Llego a la pantalla de inicio y me dispongo a apretar la tecla Start. No responde. Le doy tres veces seguidas más, presionando cada vez más fuerte. Me levanto. Cojo un boli y lo clavo en la maldita tecla pero sigues sin responder. La apago y la enciendo dos o tres veces más. Pero ya no responde. Mi Game Boy ha muerto a los 15 años de edad, una edad más que estimable para una consola. A pesar de tener un papel decisivo en mis actuales déficits de atención, es una máquina a la que le tenía un cariño especial. No solo me proporcionó deliciosas horas de falsa felicidad sino que además fue la primera ganga que conseguí en mi vida. Esta es su historia:
La Game Boy llegó a mi colegio como un virus. En manos de unos pocos portadores, no tardó en conseguir masas de adeptos diablillos fascinados por el extraño influjo que producían esos destellos de luz en su mente. De repente, el número de canicas y/o cromos que llevaras en tu bolsillo ya no determinaba la escala social. Si querías atención, tenías que tener la maquinita. Mis padres nunca me la hubieron comprado y yo no tenía suficiente dinero para comprarla. Con el tiempo, llegaron otras pequeñas consolas de colores y yo seguía condenado a pasarme las horas del patio esperando a que alguien me dejara echar una partida. Y entonces, alguien se metió en un lío.
Se llamaba David Martínez. Era un de los “listos” de la clase, deficiente en matemáticas pero excelente a la hora de meterte una torta. Nos sacaba un palmo a todos, pero tenía una extraña enfermedad en la pierna que le impedía andar bien. Su madre llegó a donar una parte del hueso de su pierna para ponérselo en el suyo y que se le regenerara. Al menos, eso me contaron a mí.
La cuestión es que intentó violar a una chica. Asi me lo contaron.

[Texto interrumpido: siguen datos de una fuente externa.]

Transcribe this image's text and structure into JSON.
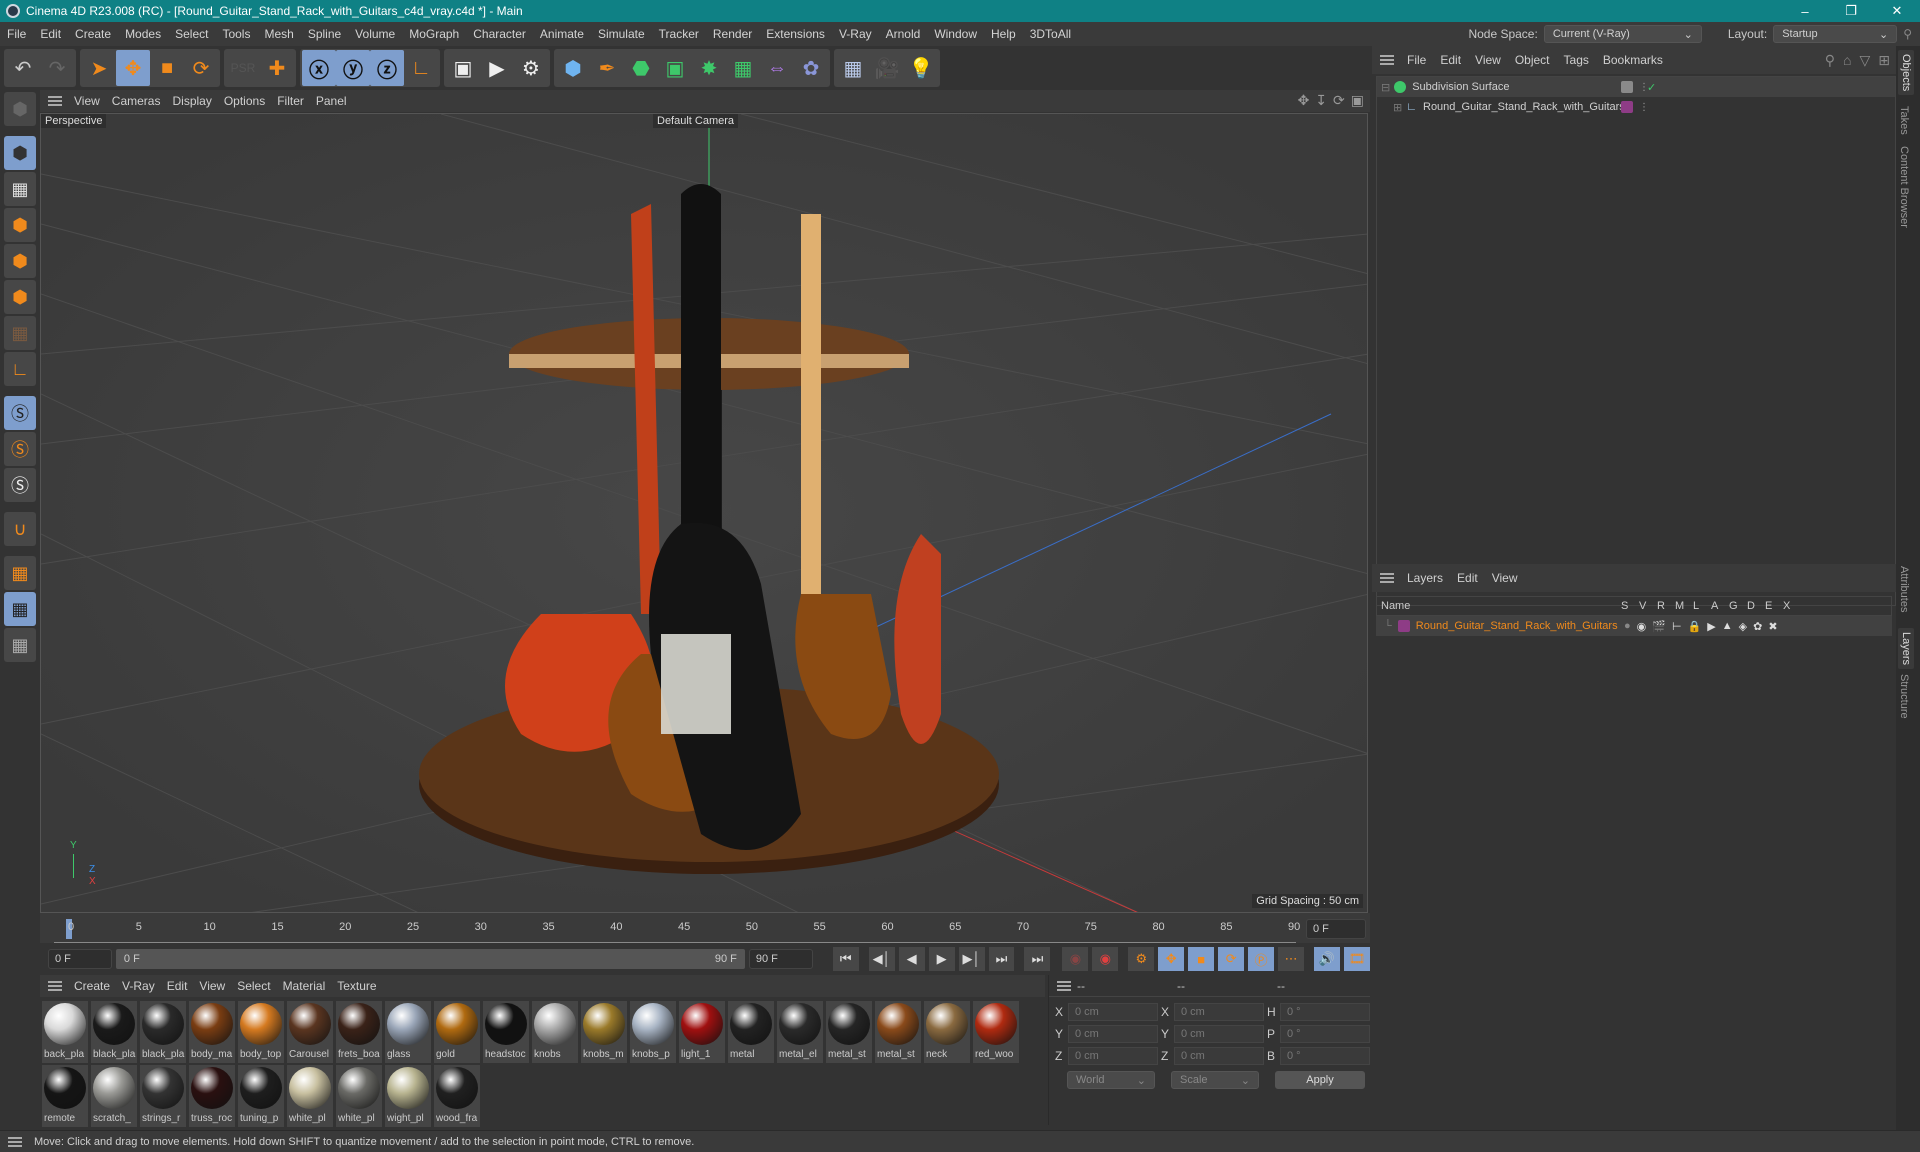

En aquella época, las hormonas habían empezado a desembarcar en nuestros frágiles y cándidos cuerpos. El descubrimiento de la sexualidad en mi clase se produjo a lo bruto. En las horas del patio, los más listos se unían a la caza del nuevo especímen que había venido a perturbar nuestras conciencias: las niñas con tetas. Yo no destaqué demasiado en esta especialidad a pesar de mi empeño pero la pericia de David puso la anhelada Game Boy en mis morros. El nivel del manoseo iba in crescendo. Algunas de las niñas con tetas apreciaron el rol que les otorgaba dejarse meter mano. Levantaban los brazos y no paraban de gritar: “¡dejadme!” mientras un número indeterminado de buitres preadolescentes se abalanzaba sobre sus senos.

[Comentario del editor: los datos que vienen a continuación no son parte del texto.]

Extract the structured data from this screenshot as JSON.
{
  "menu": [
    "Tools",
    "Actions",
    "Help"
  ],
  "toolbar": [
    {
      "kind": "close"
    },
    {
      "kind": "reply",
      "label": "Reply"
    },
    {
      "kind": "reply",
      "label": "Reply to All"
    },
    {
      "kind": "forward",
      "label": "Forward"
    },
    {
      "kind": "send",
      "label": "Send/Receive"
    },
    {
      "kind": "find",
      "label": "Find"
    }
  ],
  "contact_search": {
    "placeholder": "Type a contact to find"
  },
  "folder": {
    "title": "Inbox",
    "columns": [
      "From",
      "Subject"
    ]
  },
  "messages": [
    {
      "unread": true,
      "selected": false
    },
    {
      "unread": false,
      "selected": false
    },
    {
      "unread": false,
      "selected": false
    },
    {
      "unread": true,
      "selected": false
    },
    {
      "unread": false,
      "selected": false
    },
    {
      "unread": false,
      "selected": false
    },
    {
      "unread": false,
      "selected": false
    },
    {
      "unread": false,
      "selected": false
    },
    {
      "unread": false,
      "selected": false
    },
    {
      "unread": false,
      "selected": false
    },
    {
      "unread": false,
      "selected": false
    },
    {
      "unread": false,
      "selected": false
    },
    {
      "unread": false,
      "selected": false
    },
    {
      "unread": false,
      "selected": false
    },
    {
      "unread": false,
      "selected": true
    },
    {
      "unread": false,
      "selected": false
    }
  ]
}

Los progresos se realizaban por la tarde, fuera del colegio. Y se contaban a la mañana siguiente, en el colegio. Una mañana me contaron que David le había roto el pantalón de chándal. Rajado, decían unos. Sin querer, decían otros. Lo cierto es que una niña con tetas de trece años apareció una tarde en su casa con un pantalón de chándal barato que no ocultaba el color de sus bragas. Y al día siguiente se presentó su padre a la puerta del colegio. Preguntando por David. Yo ya no recuerdo si lo vi o si lo visualizo de tantas veces que me lo han contado.
Estábamos en la valle del cole que daba a la calle. Los pardillos mirábamos como los listos jugaban a la Game boy cuando se acercó el padre de la n.c.t. Preguntaba por David, que se levantó todo chulesco, confiado, distraído, lo que le impidió esquivar el brazo que se abalanzó a su cuello estampando su cara contra la valle del colegio, a escasos milímetros de la (furiosa) cara del padre. Fue en este tenso clima de intimidad (por la proximidad) y de escarnio público, donde David fue sometido a un interrogatorio en el que, en solo dos minutos, reconoció su autoría, pidió perdón de las maneras más lamentosas y degradantes y se comprometió a la reparación material de los daños causados, que el padre cifró en 7000 pesetas. Creo recordar que lloró, pero quizás se lo inventa mi memoria.
El chándal que llevaba la n.c.t. no valdría más de 2000 pesetas, así que supongo que las otras 5000 serían el precio de su honor mancillado. Da igual, lo importante es que gracias a eso yo conseguí una Game Boy por 7000 pesetas.
Pero con el tiempo, todo fue acabando. Se acabó David Martínez, se acabaron los listos, se acabó meterle mano a las niñas con tetas y, hoy, se acabó la Game Boy.